Costa Rica is hoping to make a dent in the trillions of plastics polluting the oceans and the environment by becoming the first country to ban all single-use plastic products by 2021.
Some U.S. cities, states and other countries have either banned plastic bags or are working on a plan to do so, but that only touches the surface of what Costa Rica wants to do. Forks, lids, coffee stirrers, water bottles, and a multitude of other products would be prohibited under the ban. 
In the last half-century, use of plastic has increased 20-fold. There appears to be no place on Earth that is untouched by plastic waste. Even the Mariana trench – the deepest part of the world’s oceans – is littered with plastic. In a report published last year by the World Economic Forum and the Ellen MacArthur foundation, experts estimate there will be more bits of plastic in the sea than fish by 2050.
Some 40,000 tons of solid waste is produced in Costa Rica every year, and 20% of it never makes its way to a recycling center or landfill. Instead, the waste ends up in Costa Rican rivers, beaches, and forests.
The country already has plans in place to be carbon-neutral by 2021, partly by ditching fossil fuels. It is also actively trying to restore its forests and protect wildlife.
The effort is being spearheaded by Costa Rica’s Ministries of Health and Environment and Energy, with the support of the United Nations Development Programme (UNDP) and local governments, as well as civil society and various private sector groups. 
In a joint statement, Environment and Energy minister Edgar Gutiérrez, Health minister María Esther Anchía, and resident representative for UNDP Costa Rica Alice Shackelford, said:
“Being a country free of single use plastics is our mantra and our mission.
It’s not going to be easy, and the government can’t do it alone. To promote these changes, we need all sectors—public and private—to commit to actions to replace single-use plastic through five strategic actions: municipal incentives, policies and institutional guidelines for suppliers; replacement of single-use plastic products; research and development—and investment in strategic initiatives.
We also need the leadership and participation of all: women, men, boys and girls.”

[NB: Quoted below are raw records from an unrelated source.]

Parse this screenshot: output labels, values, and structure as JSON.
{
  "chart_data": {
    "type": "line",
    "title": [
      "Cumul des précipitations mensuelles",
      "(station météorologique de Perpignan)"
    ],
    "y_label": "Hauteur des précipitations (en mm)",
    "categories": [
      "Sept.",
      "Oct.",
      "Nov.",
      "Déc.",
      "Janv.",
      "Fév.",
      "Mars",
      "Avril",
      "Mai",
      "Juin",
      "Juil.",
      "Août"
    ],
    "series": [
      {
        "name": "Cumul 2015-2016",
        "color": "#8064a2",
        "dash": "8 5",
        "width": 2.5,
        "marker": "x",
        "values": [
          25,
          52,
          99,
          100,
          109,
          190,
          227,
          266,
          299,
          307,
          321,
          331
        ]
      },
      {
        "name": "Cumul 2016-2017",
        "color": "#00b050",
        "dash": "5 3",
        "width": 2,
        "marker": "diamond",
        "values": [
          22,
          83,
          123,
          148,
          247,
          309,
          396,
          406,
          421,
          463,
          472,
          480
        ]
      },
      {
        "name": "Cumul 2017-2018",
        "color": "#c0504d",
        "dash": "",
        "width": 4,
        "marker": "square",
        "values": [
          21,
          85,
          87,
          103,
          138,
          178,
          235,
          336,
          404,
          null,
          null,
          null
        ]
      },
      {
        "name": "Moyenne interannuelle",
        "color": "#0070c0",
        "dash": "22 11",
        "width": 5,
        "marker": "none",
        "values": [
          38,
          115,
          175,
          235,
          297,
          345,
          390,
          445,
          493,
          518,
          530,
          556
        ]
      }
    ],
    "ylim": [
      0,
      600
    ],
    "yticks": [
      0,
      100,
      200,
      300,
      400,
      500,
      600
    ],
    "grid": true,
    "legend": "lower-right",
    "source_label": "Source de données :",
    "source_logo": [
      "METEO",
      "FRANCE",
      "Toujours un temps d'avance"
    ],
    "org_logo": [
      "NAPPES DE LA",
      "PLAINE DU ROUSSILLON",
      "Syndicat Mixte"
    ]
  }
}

Costa Rican researchers have been busily working toward replacing traditional plastics. For example, 3 university students developed a material made from bananas that is 5 times more resistant than regular plastic bags. The material disintegrates within 18 months. The downside of this material, however, is that it is equipped with a pesticide-releasing system. 
Other solutions are clearly needed in the near future.